Of course, China is not the Netherlands. Its government is a strategic rival of the U.S. Legitimate concerns exist about the nature of certain Chinese investments and their proximity to key U.S. installations, but those concerns are best addressed on a case-by-case basis. For example, earlier this year, an American subsidiary of a Chinese company proposed to develop a corn mill in North Dakota that would be 12 miles from Grand Forks Air Force Base. After concerns were raised by the U.S. Air Force, the Grand Forks City Council nixed the deal.
More sweeping restrictions on land ownership could harm the American farm sector. With a population four times that of the U.S. and less arable land, China has become a huge market for U.S. agricultural products. Since China joined the World Trade Organization in 2001, American farm exports to China have grown exponentially, from under $5 billion to a record $36.4 billion in 2022. China is now the number one export market for U.S. farm goods. It doesn’t seem unreasonable that Chinese investors own a modest stake in America’s agricultural sector.

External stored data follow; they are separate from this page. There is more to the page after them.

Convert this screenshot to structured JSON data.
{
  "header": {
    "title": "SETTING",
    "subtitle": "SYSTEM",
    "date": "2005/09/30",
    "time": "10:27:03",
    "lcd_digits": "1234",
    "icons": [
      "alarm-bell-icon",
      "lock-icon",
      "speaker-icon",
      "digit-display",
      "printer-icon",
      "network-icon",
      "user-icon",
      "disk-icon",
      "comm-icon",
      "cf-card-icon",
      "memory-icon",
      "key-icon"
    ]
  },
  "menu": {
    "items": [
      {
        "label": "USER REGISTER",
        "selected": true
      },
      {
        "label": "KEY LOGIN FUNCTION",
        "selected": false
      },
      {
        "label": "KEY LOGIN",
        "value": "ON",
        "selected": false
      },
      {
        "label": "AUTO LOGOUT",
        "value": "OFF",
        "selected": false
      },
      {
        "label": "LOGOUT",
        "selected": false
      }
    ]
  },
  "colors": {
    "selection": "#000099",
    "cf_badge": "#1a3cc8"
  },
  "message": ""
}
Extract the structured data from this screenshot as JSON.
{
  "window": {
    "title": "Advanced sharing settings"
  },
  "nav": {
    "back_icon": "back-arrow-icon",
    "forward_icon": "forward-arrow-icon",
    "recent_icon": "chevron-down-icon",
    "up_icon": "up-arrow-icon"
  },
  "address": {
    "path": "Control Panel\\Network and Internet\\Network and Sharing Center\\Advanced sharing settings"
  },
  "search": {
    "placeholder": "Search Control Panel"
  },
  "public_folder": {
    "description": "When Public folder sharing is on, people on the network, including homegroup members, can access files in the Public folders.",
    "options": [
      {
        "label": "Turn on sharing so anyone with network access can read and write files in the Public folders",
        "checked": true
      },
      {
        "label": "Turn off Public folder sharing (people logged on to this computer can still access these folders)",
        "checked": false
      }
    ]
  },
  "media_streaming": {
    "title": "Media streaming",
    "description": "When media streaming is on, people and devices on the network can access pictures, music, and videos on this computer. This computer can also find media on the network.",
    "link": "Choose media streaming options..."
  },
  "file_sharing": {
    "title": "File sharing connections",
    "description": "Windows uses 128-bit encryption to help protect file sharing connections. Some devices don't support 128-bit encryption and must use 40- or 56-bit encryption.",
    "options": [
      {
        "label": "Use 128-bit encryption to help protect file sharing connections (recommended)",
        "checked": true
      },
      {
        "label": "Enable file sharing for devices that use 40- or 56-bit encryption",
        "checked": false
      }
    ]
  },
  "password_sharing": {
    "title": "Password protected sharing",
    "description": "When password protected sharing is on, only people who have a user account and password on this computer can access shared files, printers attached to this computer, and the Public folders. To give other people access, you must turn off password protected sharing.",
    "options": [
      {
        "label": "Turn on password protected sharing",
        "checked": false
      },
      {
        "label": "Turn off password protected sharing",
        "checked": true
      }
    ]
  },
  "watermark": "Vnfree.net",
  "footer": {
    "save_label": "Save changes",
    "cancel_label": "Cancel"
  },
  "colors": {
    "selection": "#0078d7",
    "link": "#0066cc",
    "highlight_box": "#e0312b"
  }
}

If military conflict were to break out with China, its government would have limited options for Chinese-owned agricultural interests. All domestic U.S. laws apply whether a property is owned by U.S. residents or foreigners. Farmland and other real estate is by its nature fixed in place — it can’t be taken anywhere else. In fact, if necessary, the property could be expropriated if U.S. national security is at stake.
When national security concerns are raised by specific Chinese investments in U.S. farmland — or any other sector of the economy — the transaction can be vetoed by the Committee on Foreign Investment in the United States (CFIUS). The interagency body is empowered by Congress to cancel any proposed direct foreign investment in U.S. assets that could jeopardize national security. CFIUS is arguably in a better position to guard our national security than blanket prohibitions of foreign ownership on a state level.
Foreign ownership plays an important if limited role in America’s agricultural sector. The federal government, and especially the states, should be careful not to embrace sweeping measures that interfere in the private farm sector without advancing any legitimate national security objective.